According to GE Aviation officials, it is the first clean-sheet turboprop engine to hit the business and general aviation (BGA) market in more than 30 years.
“Running the Advanced Turboprop engine this year was our biggest and most important goal,” said Brad Mottier, vice president and general manager of GE Aviation’s BGA and Integrated Systems organization. “This milestone comes as a result of two years of tremendous effort by a worldwide team. We’re developing a real catalyst for the BGA market and we’re executing on plan. The integration of proven technologies has expedited the design, development and certification cycle of the engine.”
The Advanced Turboprop engine will begin certification testing in 2018. The engine will power Textron Aviation’s new Cessna Denali, which is expected to fly in late 2018. By the time the Denali enters into service, the engine will have completed more than 2,000 hours of testing, according to GE Aviation officials.
“The continued testing will generate valuable data from the engine and validate the aerodynamics, mechanics, and aerothermal systems,” said Paul Corkery, general manager for GE Aviation Turboprops. “With the engine run and most of the individual component testing completed, early indications show that we will meet or exceed all the performance numbers we have quoted for the engine.”
The new 1,240 SHP-rated Advanced Turboprop engine is aimed at business and general aviation aircraft in the 1,000-1,600 SHP range.

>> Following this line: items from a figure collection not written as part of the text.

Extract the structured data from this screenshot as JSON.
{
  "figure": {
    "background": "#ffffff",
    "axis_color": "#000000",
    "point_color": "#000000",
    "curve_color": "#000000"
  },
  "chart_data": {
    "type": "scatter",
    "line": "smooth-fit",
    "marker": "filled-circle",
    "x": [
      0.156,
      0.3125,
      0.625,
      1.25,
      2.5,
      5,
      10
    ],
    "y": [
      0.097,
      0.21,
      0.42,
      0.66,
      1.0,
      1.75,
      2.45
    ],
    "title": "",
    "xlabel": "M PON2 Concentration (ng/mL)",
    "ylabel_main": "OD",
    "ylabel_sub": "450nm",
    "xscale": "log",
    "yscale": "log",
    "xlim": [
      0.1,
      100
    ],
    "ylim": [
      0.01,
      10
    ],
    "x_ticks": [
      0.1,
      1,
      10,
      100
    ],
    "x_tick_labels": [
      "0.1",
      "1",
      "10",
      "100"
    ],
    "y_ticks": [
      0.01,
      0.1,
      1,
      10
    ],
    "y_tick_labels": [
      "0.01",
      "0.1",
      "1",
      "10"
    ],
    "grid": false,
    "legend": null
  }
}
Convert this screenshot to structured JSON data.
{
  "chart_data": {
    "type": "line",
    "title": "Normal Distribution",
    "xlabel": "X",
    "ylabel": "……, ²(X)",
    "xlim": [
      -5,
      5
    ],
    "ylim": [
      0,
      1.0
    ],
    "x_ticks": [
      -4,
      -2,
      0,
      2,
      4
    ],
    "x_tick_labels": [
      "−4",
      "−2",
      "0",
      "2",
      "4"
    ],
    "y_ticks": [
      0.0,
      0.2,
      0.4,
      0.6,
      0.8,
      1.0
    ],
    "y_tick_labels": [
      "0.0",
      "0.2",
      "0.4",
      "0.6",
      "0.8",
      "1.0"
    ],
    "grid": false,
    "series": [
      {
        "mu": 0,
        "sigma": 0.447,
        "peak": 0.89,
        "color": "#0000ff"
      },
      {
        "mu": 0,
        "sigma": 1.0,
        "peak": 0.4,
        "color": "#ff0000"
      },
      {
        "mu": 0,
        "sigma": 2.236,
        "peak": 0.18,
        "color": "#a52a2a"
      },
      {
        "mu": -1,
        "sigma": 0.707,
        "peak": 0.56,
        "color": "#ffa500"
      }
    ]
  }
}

It features a 16:1 overall pressure ratio, enabling the engine to achieve as much as 20% lower fuel burn and 10% higher cruise power, according to company officials.
At 4,000 hours, it offers 33% more time between overhaul than its leading competitor, officials add.
The Advanced Turboprop engine boasts two stages of variable stator vanes and cooled high-pressure turbine blades, technologies developed by GE in its large commercial engines and flown more than 1.3 billion flight hours.
The new engine includes more printed components than any production engine in aviation history with 35% of the parts built via additive manufacturing, company officials report.
A total of 855 conventionally manufactured parts has been reduced to 12 additive parts, including sumps, bearing housings, frames, exhaust case, combustor liner, heat exchangers and stationary flow path components. Additive components reduce the engine’s weight by 5%, officials note.
Since it was introduced at the National Business Aviation Association (NBAA) convention in November 2015, GE Aviation has committed more than $400 million in development costs for the engine.
GE also finalized an agreement with the Czech government to build its new turboprop headquarters for development, test, and engine production in the Czech Republic. When complete and at full production rate, this new facility is expected to have 500 additional employees. GE Aviation Czech has already added around 180 jobs, with another 80 expected in 2018.